В 1849 году Луи Бонапарт убил верховную власть народа в лице ее римских представителей; в 1851-м он убил ее в лице представителей французских. Это было логично и справедливо, хотя и гнусно. Законодательное собрание одновременно несло бремя двух преступлений, оно было соучастником первого и жертвой второго. Все члены большинства чувствовали это и склоняли головы. Или, вернее, это было одно и то же преступление, преступление Второго июля 1849 года, все еще явное, все еще живое; оно только переменило имя и называлось Второе декабря, — теперь оно убивало то самое Собрание, которое его породило. Почти все преступления — отцеубийцы. Рано или поздно они оборачиваются против тех, кто их совершил, и наносят им смертельный удар.

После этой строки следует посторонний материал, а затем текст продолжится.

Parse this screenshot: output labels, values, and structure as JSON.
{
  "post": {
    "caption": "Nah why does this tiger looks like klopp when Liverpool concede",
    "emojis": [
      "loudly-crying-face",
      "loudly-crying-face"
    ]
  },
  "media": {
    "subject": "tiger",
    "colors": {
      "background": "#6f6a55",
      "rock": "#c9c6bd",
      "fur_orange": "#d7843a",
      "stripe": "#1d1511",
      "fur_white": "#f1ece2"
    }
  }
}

Теперь, размышляя обо всем этом, де Фаллу, наверно, искал глазами де Монталамбера. Де Монталамбер был в Елисейском дворце.

Когда Тамизье встал и произнес эти страшные слова: «Римский вопрос!», де Дампьер вне себя закричал ему:

— Замолчите! Вы губите нас!

Их губил не Тамизье, а Удино.

Де Дампьер не сознавал, что его крик «Замолчите!» был обращен к истории.

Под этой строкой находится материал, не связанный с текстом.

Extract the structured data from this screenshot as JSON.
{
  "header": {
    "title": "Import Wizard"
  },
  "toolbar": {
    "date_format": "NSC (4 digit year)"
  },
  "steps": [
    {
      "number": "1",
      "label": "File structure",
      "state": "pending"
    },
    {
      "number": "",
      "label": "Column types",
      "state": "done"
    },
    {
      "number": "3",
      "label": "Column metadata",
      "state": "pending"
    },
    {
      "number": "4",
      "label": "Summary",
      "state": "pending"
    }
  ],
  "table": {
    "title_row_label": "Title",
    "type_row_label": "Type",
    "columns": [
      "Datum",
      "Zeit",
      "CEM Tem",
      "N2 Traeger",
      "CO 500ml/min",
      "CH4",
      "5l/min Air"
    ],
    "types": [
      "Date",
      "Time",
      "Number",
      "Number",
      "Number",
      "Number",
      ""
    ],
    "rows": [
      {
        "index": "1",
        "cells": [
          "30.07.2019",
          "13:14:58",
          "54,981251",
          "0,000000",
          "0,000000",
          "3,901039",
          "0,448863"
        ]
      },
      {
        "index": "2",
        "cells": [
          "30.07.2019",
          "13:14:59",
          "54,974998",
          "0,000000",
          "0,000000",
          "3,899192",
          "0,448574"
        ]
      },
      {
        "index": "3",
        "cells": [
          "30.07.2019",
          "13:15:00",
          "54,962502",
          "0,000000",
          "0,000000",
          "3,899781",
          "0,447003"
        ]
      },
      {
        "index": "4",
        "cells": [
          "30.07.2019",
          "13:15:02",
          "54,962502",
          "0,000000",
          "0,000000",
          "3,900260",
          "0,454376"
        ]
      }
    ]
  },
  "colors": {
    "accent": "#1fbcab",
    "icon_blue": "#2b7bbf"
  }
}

Притом, даже если оставить в стороне это зловещее воспоминание, которое в такой момент могло подавить самого одаренного военачальника, генерал Удино, впрочем, превосходный командир и достойный сын своего отважного отца, не обладал ни одним из тех свойств, которые в решающую минуту революции могут воодушевить солдат и поднять народ. Для того чтобы в этот момент повернуть назад стотысячную армию, чтобы загнать ядра обратно в жерла пушек, чтобы отыскать под потоками вина, которым спаивали преторианцев, подлинную душу французского солдата, отравленную и полумертвую, чтобы вырвать знамя из когтей переворота и вернуть его закону, чтобы окружить Собрание громом и молниями, нужен был такой человек, каких уже нет; нужна была твердая рука, спокойная речь, холодный и проницательный взгляд Дезе, этого французского Фокиона; нужны были мощные плечи, высокий рост, громовой голос, клеймящее, дерзкое, циничное, веселое и возвышенное красноречие Клебера, этого военного Мирабо; нужен был Дезе, с его ликом праведника, или Клебер, с его физиономией льва! Генерал Удино, маленький, неловкий, застенчивый, с нерешительным и тусклым взглядом, с красными пятнами на скулах, с узким лбом, седеющими прилизанными волосами, с вежливым голосом и смиренной улыбкой, скованный в движениях, лишенный дара слова и энергии, храбрый перед лицом неприятеля, робкий перед первым встречным, — он, конечно, был похож на солдата, но смахивал и на священника; смотришь на него и не знаешь, о чем думать: о шпаге или о церковной свече; глаза его как будто говорили: «Да будет воля твоя!»

У него были самые лучшие намерения, но что он мог сделать? Один, без всякого престижа, без настоящей славы, без личного авторитета, да еще с римской экспедицией за плечами! Он сам чувствовал все это и был как бы парализован. Когда его назначили командующим Национальной гвардией, он встал на стул и поблагодарил Собрание, конечно с мужеством в сердце, но нерешительными словами. Когда же белокурый офицерик осмелился взглянуть на него в упор и нагло заговорить с ним, он, генерал Верховного собрания, державший в руках меч народа, пробормотал лишь какие-то несуразные слова: «Заявляю вам, что только принуждение, насилие может заставить нас повиноваться приказу, запрещающему нам продолжать заседание». Он, кому надлежало повелевать, говорил о повиновении. Его опоясали перевязью, но она, казалось, мешала ему. Он держал шляпу и трость в руке и с приветливым видом склонял голову то к правому, то к левому плечу. Один из депутатов легитимистов шепнул своему соседу: «Точь-в-точь деревенский староста, произносящий речь на свадьбе». А сосед, тоже легитимист, отвечал: «Он напоминает мне герцога Ангулемского».